想いと共に花と散る

 廊下を歩いていると、無意識のうちに視線が壁際へと滑っていた。
 柱の影。人の気配が溜まりやすい場所。かつてそこにあったはずの、沈黙の輪郭を探すように。
 柱に背を預け、腕を組んで立つ男。
 周囲を睨むでもなく、見張るでもなく、ただ視線だけで場を支配していた姿。
 気配を消し、存在を薄め、それでも確かにそこにいると分かる不思議な佇まい。
 斎藤一。気づけば、その名を胸の内で呼んでいた。
 彼は何も言わずに、御陵衛士へ入った。
 理由を説明することも、弁解することもなく、ただ選び、去った。
 それが彼の流儀であり、彼なりの誠実さだったのだと頭では理解している。
 誰もが分かっている。
 それが裏切りではないことも、逃げではないことも。
 けれど、理解と感情は、やはり別だった。

「……斎藤さん」

 思わず名を呼んでみる。

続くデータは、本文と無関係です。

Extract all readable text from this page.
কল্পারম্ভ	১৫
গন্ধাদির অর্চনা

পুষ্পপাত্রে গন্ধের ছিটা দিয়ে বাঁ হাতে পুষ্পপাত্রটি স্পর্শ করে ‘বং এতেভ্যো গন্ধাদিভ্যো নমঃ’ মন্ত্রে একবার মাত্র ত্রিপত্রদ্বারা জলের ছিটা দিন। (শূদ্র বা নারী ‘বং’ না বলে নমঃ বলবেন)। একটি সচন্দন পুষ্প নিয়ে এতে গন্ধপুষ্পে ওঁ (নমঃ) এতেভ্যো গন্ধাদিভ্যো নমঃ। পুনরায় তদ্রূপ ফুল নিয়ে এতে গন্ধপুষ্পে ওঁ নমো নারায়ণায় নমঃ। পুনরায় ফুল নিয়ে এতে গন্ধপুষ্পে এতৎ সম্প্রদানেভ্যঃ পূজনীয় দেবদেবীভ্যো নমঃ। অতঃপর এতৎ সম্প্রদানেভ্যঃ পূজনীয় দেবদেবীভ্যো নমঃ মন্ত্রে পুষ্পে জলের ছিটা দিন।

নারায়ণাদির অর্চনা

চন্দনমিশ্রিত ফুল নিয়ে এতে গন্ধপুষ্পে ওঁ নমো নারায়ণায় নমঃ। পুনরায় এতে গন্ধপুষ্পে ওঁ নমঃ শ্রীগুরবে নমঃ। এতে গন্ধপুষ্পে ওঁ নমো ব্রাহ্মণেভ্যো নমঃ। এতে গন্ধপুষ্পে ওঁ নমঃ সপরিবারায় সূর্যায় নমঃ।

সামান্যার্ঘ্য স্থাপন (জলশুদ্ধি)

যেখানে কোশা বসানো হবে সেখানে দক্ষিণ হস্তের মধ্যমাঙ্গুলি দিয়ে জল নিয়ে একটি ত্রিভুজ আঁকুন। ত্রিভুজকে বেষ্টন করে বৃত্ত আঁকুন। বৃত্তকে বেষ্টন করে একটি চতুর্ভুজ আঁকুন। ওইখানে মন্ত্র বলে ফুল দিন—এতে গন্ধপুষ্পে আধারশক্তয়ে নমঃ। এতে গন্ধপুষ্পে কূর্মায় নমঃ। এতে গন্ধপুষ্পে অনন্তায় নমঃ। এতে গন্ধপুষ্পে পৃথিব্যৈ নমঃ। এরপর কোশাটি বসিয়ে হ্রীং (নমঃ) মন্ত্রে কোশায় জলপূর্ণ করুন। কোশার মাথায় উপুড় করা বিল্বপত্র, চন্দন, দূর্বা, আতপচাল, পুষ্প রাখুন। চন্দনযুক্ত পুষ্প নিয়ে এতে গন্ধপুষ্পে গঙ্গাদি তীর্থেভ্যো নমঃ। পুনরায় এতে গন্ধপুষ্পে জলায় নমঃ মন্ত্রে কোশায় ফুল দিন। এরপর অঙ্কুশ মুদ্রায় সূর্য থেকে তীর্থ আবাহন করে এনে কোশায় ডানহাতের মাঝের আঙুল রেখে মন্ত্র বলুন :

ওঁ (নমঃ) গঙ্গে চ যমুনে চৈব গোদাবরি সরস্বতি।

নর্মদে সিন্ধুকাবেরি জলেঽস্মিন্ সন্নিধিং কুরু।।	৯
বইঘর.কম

返事があるはずもないと分かっているのに、声にしてしまった自分に雪は小さく息を吐いた。
 どれも以前と変わらない。屯所の日常は、何一つ欠けていないように見える。
 それでも、確かに何かが足りなかった。
 影が、ない。あの場所にあったはずの沈黙が、空白になっている。
 雪はふと、廊下の先の庭へと視線を向けた。見上げた空は、雲一つない穏やかな青で、あまりにも澄んでいる。

(皆、同じ空の下にいるはずなのに)

 そう思った瞬間、胸の奥がじくりと痛んだ。
 理由の分からない痛みではない。分かっているからこそ、余計に深く刺さる。
 もう、同じ場所にはいない。同じ食卓を囲むことも、同じ時間を重ねることもない。
 それは拒絶でも、断絶でもない。
 ただ、それぞれが選んだ道だった。
 藤堂も、斎藤も。
 皆、自分の信じる場所へ歩いて行っただけだ。

「……寂しいな」

 ぽつりと零れた声は、廊下に吸い込まる。誰の耳にも届かないまま、風に溶けていった。
 言葉にしてしまったことで、胸の奥に沈めていたものが少しだけ形を持ってしまった気がする。
 雪は唇を結び、再び歩き出す。
 立ち止まるわけにはいかない。ここには、まだ自分の役目がある。
 屯所の日常は、今日も変わらず続いていく。
 笑い声も、足音も、剣戟の音も、途切れることはない。
 けれど雪の中では、確かに一つの時代が終わっていた。
 静かに、誰にも知られないまま。